A warehouse in general terms is a repository where we store our information. Coming to the data warehouse, it is a collection of data organized in a specific manner and categorized information.
A data warehouse stores historical data of an organization so that they can analyze their performance over the past years and plan for the future.
A data warehouse is:
Another definition from Ralph Kimball is more precise:
A data warehouse is a copy of transaction data specifically structured for query and analysis.
A data mart is a subset of a data warehouse. Suppose we have an organization established in many different locations and each location maintains a data warehouse which we call it as data mart because a warehouse will have all the data integrated and as far as data mart is considered it will be a part of the data warehouse.

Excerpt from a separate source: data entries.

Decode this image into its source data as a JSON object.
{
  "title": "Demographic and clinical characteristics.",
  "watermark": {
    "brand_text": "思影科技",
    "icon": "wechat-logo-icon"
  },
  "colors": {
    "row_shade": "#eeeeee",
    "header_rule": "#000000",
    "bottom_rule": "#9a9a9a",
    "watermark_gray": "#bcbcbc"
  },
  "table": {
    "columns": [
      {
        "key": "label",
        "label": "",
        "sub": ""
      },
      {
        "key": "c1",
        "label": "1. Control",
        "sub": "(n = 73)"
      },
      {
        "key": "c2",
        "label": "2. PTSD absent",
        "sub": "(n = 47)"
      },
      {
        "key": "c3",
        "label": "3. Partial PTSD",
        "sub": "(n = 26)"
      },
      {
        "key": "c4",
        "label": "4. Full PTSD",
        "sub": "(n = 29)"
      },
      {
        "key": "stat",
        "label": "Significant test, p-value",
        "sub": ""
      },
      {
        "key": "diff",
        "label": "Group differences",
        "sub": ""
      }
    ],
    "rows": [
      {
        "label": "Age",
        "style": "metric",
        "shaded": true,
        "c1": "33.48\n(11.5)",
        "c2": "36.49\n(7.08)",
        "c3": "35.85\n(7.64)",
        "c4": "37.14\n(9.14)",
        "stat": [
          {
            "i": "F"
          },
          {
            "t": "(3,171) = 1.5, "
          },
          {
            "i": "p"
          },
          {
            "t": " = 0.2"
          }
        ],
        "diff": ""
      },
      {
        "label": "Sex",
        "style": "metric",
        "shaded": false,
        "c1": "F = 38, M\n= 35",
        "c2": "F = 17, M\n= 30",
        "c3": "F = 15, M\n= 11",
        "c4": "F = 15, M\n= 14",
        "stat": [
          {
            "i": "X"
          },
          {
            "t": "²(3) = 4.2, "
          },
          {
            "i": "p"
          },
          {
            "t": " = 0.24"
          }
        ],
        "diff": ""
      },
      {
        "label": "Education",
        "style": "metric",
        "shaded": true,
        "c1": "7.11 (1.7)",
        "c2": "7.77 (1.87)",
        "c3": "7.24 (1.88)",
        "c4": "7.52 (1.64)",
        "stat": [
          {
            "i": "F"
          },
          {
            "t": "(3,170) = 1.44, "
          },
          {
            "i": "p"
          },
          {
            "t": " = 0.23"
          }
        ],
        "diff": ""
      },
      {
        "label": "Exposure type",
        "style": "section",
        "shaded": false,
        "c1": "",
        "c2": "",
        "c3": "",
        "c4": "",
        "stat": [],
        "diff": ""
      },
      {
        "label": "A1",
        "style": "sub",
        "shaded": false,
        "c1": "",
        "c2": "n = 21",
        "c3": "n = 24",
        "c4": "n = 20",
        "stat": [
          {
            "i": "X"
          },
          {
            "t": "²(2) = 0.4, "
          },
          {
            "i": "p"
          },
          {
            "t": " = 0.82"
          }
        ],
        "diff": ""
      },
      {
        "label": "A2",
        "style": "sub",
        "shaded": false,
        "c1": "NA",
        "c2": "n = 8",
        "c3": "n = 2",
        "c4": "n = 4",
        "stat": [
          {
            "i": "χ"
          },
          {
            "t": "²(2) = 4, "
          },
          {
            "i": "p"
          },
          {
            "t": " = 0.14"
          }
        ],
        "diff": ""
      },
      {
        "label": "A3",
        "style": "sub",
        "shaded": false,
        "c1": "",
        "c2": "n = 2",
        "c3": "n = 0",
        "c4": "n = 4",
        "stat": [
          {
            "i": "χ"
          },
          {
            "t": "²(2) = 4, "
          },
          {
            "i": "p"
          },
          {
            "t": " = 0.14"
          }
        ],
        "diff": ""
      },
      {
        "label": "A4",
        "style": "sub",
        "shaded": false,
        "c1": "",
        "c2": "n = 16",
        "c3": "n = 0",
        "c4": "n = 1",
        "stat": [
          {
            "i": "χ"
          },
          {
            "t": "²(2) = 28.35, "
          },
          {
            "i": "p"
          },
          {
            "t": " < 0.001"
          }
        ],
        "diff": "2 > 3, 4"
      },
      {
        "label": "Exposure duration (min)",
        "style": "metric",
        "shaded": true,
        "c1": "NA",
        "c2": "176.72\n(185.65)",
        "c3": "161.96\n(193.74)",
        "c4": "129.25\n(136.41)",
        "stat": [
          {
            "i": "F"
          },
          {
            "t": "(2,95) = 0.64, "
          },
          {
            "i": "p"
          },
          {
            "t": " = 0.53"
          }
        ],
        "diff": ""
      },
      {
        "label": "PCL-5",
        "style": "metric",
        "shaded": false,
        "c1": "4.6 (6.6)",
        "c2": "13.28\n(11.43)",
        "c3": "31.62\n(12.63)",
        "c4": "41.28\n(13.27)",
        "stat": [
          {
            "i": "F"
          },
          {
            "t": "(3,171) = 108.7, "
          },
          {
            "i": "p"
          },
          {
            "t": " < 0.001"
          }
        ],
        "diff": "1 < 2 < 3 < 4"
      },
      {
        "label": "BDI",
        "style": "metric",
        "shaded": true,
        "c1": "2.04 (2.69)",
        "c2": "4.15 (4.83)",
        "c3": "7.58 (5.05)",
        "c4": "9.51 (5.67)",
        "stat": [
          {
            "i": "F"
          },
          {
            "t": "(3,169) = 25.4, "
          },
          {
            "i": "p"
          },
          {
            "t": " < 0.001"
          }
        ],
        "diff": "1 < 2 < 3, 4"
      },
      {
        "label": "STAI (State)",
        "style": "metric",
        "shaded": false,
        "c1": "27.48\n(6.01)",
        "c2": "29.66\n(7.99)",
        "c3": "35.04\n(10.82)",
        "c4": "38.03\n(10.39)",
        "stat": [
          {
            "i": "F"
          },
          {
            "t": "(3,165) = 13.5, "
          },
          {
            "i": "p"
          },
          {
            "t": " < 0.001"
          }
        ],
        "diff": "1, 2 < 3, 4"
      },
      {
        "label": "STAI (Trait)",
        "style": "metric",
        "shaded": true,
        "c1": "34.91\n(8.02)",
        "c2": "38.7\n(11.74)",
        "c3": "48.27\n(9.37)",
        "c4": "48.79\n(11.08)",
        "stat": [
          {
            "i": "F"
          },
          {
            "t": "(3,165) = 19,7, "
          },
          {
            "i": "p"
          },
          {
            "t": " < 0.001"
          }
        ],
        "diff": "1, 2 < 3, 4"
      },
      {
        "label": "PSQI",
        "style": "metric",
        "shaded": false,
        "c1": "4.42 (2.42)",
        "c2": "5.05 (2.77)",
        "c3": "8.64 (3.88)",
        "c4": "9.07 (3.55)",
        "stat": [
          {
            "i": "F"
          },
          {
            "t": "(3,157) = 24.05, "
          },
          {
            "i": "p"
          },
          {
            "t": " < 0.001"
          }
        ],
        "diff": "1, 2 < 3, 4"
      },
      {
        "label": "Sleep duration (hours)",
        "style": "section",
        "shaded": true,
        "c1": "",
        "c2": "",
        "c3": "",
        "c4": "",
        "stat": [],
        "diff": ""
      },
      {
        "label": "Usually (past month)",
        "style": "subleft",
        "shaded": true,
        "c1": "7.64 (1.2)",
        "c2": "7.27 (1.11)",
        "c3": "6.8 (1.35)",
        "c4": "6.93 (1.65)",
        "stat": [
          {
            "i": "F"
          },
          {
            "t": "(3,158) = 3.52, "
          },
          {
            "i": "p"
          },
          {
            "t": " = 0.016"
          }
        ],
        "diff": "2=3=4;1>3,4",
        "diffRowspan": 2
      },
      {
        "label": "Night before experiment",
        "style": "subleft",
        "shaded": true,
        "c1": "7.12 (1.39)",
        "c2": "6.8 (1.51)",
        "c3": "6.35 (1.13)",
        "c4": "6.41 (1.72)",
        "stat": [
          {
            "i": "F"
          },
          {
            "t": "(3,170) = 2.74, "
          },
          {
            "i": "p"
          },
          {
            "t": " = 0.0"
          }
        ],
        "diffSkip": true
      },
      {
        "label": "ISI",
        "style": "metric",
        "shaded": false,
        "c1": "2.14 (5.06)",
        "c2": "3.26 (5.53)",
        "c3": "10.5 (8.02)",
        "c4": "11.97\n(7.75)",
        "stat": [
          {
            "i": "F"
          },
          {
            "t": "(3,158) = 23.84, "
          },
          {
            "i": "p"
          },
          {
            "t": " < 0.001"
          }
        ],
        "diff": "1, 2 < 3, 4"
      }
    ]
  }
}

A Data Warehouse, in general, is used to analyze trends over a period of time and enhances the decision making of an organization. Once the data is loaded into the warehouse will be creating an OLAP cube or directly use the data to analyze trends. Basing on which the top level management will approach their future business strategies.
We will multiple sources there all the operational data will be stored. Some may store them in flat files and some in databases. We will have to read all the sources and perform ETL (Extract, Transform and Load operations) which will be used to integrate data from these sources and transform them into one unique structure and then load into our target data warehouse.
There are 2 approaches in designing your data warehouse. First one is “Top-Down approach” and second is “Bottom-up approach”.
Top – Down Approach: The above image shows the top-down approach, where we are reading data from multiple sources and transforming the data and loading into your warehouse, then on top of that we are creating our data marts.
Bottom-up Approach: The opposite of the above approach is this. Here we will be creating data marts first and then we will create our data ware house on top of all the data marts.